Dr. Stan Glick became seriously interested in Asian films in the mid-90s after reading Sex and Zen & A Bullet in the Head. His first Asian film review, on Tokyo Blue: Case 1 starring the delectable Keiko Shiratori, appeared in Asian Cult Cinema magazine in 2000. He became a columnist about a year later, a position he held until Asian Cult Cinema ceased publication at the end of 2009. Meanwhile, Stan began his own blog, AsianCineFest, at the end of June 2006. Living in New York, he has covered many of the festivals and film series there over the years, and has also interviewed several Asian film directors, actors, and actresses, including Lee Chang-dong, Tsui Hark, Joe Shishido, and Sora Aoi.

Cart (South Korea, 2014) [NYAFF 2015]


Cart is the second feature-length film from female director Boo Ji-young following Sisters on the Road (2008). It’s a powerful drama about a labor struggle in South Korea that is based on actual events.

The Mart is a huge retail store that has both permanent employees, almost all of whom are men, and temporary workers, almost all women, many able to work only part time. To improve the bottom line, the upper level management (all men, like the mid-level managers) decides to layoff the female temporary workers (cleaners and cashiers) and outsource their jobs. The women respond by going on strike and starting a union. Later they are joined by some of the lower level permanent male employees. Management initially responds to these efforts with indifference, then with ploys to divide the strikers and break their solidarity, and ultimately with the use of violence by hiring goons to attack the strikers.

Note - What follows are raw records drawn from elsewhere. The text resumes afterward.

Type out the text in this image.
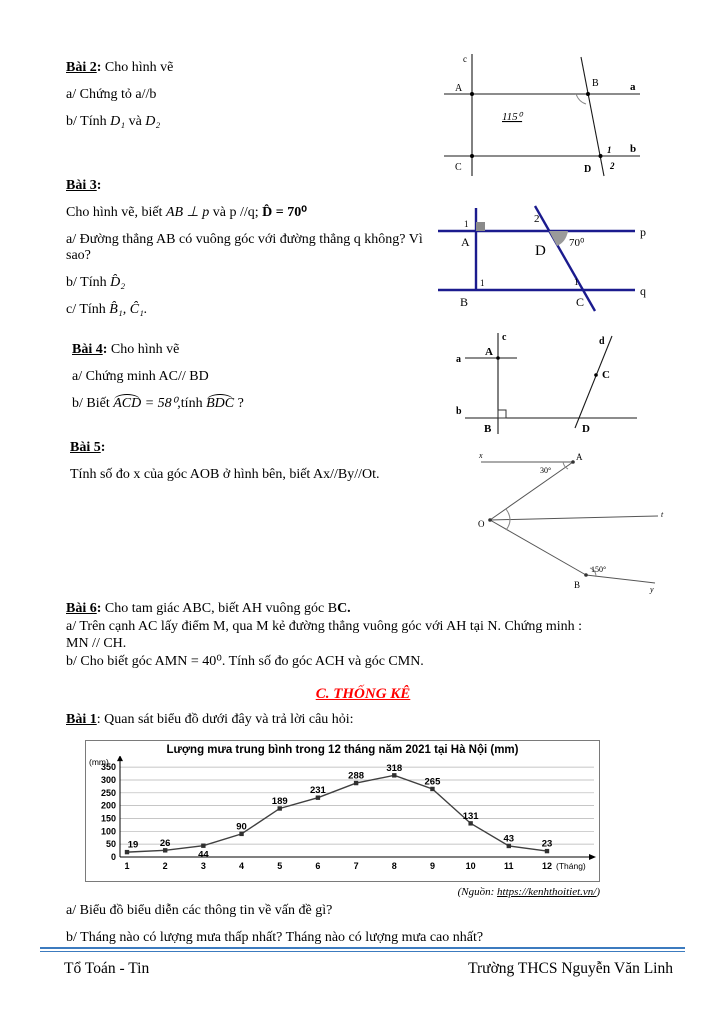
Bài 2: Cho hình vẽ

a/ Chứng tỏ a//b

b/ Tính D₁ và D₂

c
a
b
A	B
C	D
115⁰
1
2

Bài 3:

Cho hình vẽ, biết AB ⊥ p và p //q; D̂ = 70⁰

a/ Đường thẳng AB có vuông góc với đường thẳng q không? Vì sao?

b/ Tính D̂₂

c/ Tính B̂₁, Ĉ₁.

1	2
p
A
D 70⁰
1	1
B	C
q

Bài 4: Cho hình vẽ

a/ Chứng minh AC// BD

b/ Biết ACD = 58⁰,tính BDC ?

a
c	d
A
C
b
B	D

Bài 5:

Tính số đo x của góc AOB ở hình bên, biết Ax//By//Ot.

x	A
30°
O
t
150°
B	y

Bài 6: Cho tam giác ABC, biết AH vuông góc BC.

a/ Trên cạnh AC lấy điểm M, qua M kẻ đường thẳng vuông góc với AH tại N. Chứng minh :

MN // CH.

b/ Cho biết góc AMN = 40⁰. Tính số đo góc ACH và góc CMN.

C. THỐNG KÊ

Bài 1: Quan sát biểu đồ dưới đây và trả lời câu hỏi:

Lượng mưa trung bình trong 12 tháng năm 2021 tại Hà Nội (mm)
0
50
100
150
200
250
300
350
19
1
26
2
44
3
90
4
189
5
231
6
288
7
318
8
265
9
131
10
43
11
23
12
(mm)
(Tháng)
(Nguồn: https://kenhthoitiet.vn/)

a/ Biểu đồ biểu diễn các thông tin về vấn đề gì?

b/ Tháng nào có lượng mưa thấp nhất? Tháng nào có lượng mưa cao nhất?

Tổ Toán - Tin	Trường THCS Nguyễn Văn Linh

I saw Cart at a press screening before NYAFF began and was quite impressed, though I wondered about some aspects of it. For example, I was surprised that the only media coverage depicted was a brief television clip in which the on-site anchor, a woman no less, essentially spouts the management’s point of view. There seemed to be no media interest in the harsh violence meted out to the overwhelmingly female strikers, even when it resulted in the child of one worker being hospitalized in serious condition. I do not know how closely the film conforms to the actual events that transpired but my impression was that there have been changes, some perhaps significant, in order to create a more dramatic cinematic narrative. This is not surprising, nor is it meant as a criticism. It’s one of the inevitable results of making a movie based on real events.

In any case, the film effectively shows the remarkable solidarity of the women strikers against the near intransigent attitude of management, which couldn’t care less about the effect of its attitude on low-wage workers who desperately need their meager incomes to support their families. The film concludes with information about the eventual outcome of the strike, which was quite lengthy.

Cart will be shown at this year’s New York Asian Film Festival on Monday, July 6 at 8:45pm. Director Boo Ji-young and producer Shim Jae-myung will be in attendance. Presented with the support of Korean Cultural Service in New York and co-presented with The Korea Society, this screening is part of Myung Films: Pioneers and Women Behind the Camera in Korean Film, a special focus sections of NYAFF.